The evidence evaluated in this SR shows a strong consensus that PRP injections are superior to CS injections for long-term treatment of LE. However, these results have certain limitations. One limitation is the variability of contents and preparation for both PRP and CS injections in all studies. It is important to note that even though certain methodological details were inconsistent across the studies, all 5 reviews yielded similar results. Furthermore, these limitations we have identified are primarily due to reporting practices. Therefore, the authors encourage authors of future clinical trials utilizing injection therapies to include information regarding their injection parameters (e.g. dose, centrifuge time, drug concentrations, injection technique).
CONCLUSION
In conclusion, the results of this systematic review of SR demonstrates that PRP is a superior long-term treatment option for LE when compared to CS, while CS has been proven to create a short-term decrease in pain.
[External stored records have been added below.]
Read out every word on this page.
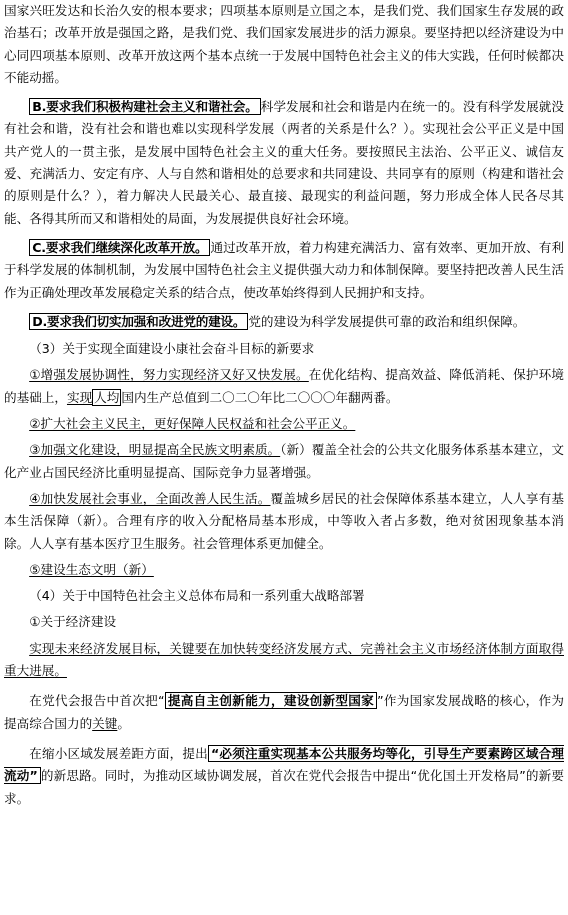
国家兴旺发达和长治久安的根本要求；四项基本原则是立国之本，是我们党、我们国家生存发展的政治基石；改革开放是强国之路，是我们党、我们国家发展进步的活力源泉。要坚持把以经济建设为中心同四项基本原则、改革开放这两个基本点统一于发展中国特色社会主义的伟大实践，任何时候都决不能动摇。

B.要求我们积极构建社会主义和谐社会。 科学发展和社会和谐是内在统一的。没有科学发展就没有社会和谐，没有社会和谐也难以实现科学发展（两者的关系是什么？）。实现社会公平正义是中国共产党人的一贯主张，是发展中国特色社会主义的重大任务。要按照民主法治、公平正义、诚信友爱、充满活力、安定有序、人与自然和谐相处的总要求和共同建设、共同享有的原则（构建和谐社会的原则是什么？），着力解决人民最关心、最直接、最现实的利益问题，努力形成全体人民各尽其能、各得其所而又和谐相处的局面，为发展提供良好社会环境。

C.要求我们继续深化改革开放。 通过改革开放，着力构建充满活力、富有效率、更加开放、有利于科学发展的体制机制，为发展中国特色社会主义提供强大动力和体制保障。要坚持把改善人民生活作为正确处理改革发展稳定关系的结合点，使改革始终得到人民拥护和支持。

D.要求我们切实加强和改进党的建设。 党的建设为科学发展提供可靠的政治和组织保障。

（3）关于实现全面建设小康社会奋斗目标的新要求

①增强发展协调性，努力实现经济又好又快发展。在优化结构、提高效益、降低消耗、保护环境的基础上，实现 人均 国内生产总值到二〇二〇年比二〇〇〇年翻两番。

②扩大社会主义民主，更好保障人民权益和社会公平正义。

③加强文化建设，明显提高全民族文明素质。（新）覆盖全社会的公共文化服务体系基本建立，文化产业占国民经济比重明显提高、国际竞争力显著增强。

④加快发展社会事业，全面改善人民生活。覆盖城乡居民的社会保障体系基本建立，人人享有基本生活保障（新）。合理有序的收入分配格局基本形成，中等收入者占多数，绝对贫困现象基本消除。人人享有基本医疗卫生服务。社会管理体系更加健全。

⑤建设生态文明（新）

（4）关于中国特色社会主义总体布局和一系列重大战略部署

①关于经济建设

实现未来经济发展目标，关键要在加快转变经济发展方式、完善社会主义市场经济体制方面取得重大进展。

在党代会报告中首次把“ 提高自主创新能力，建设创新型国家 ”作为国家发展战略的核心，作为提高综合国力的关键。

在缩小区域发展差距方面，提出 “必须注重实现基本公共服务均等化，引导生产要素跨区域合理流动” 的新思路。同时，为推动区域协调发展，首次在党代会报告中提出“优化国土开发格局”的新要求。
Further research should be conducted on specific PRP procedures such as preparation and injection methods, platelet concentrations, and centrifugation time to determine whether certain methodological protocols are more effective than others at decreasing pain and improving function in LE. Furthermore, longer follow-up periods should be used in future research to understand the full extent of the long-term effects of PRP injections, specifically the duration of the effects and if patients require a secondary injection. Based on the evidence presented in these SR’s, PRP is an efficacious long-term treatment option for reducing pain and improving function for patients with LE who have otherwise failed conservative management.
Conflict of interest disclosure
None of the authors have any conflicts of interest pertinent to this manuscript to disclose.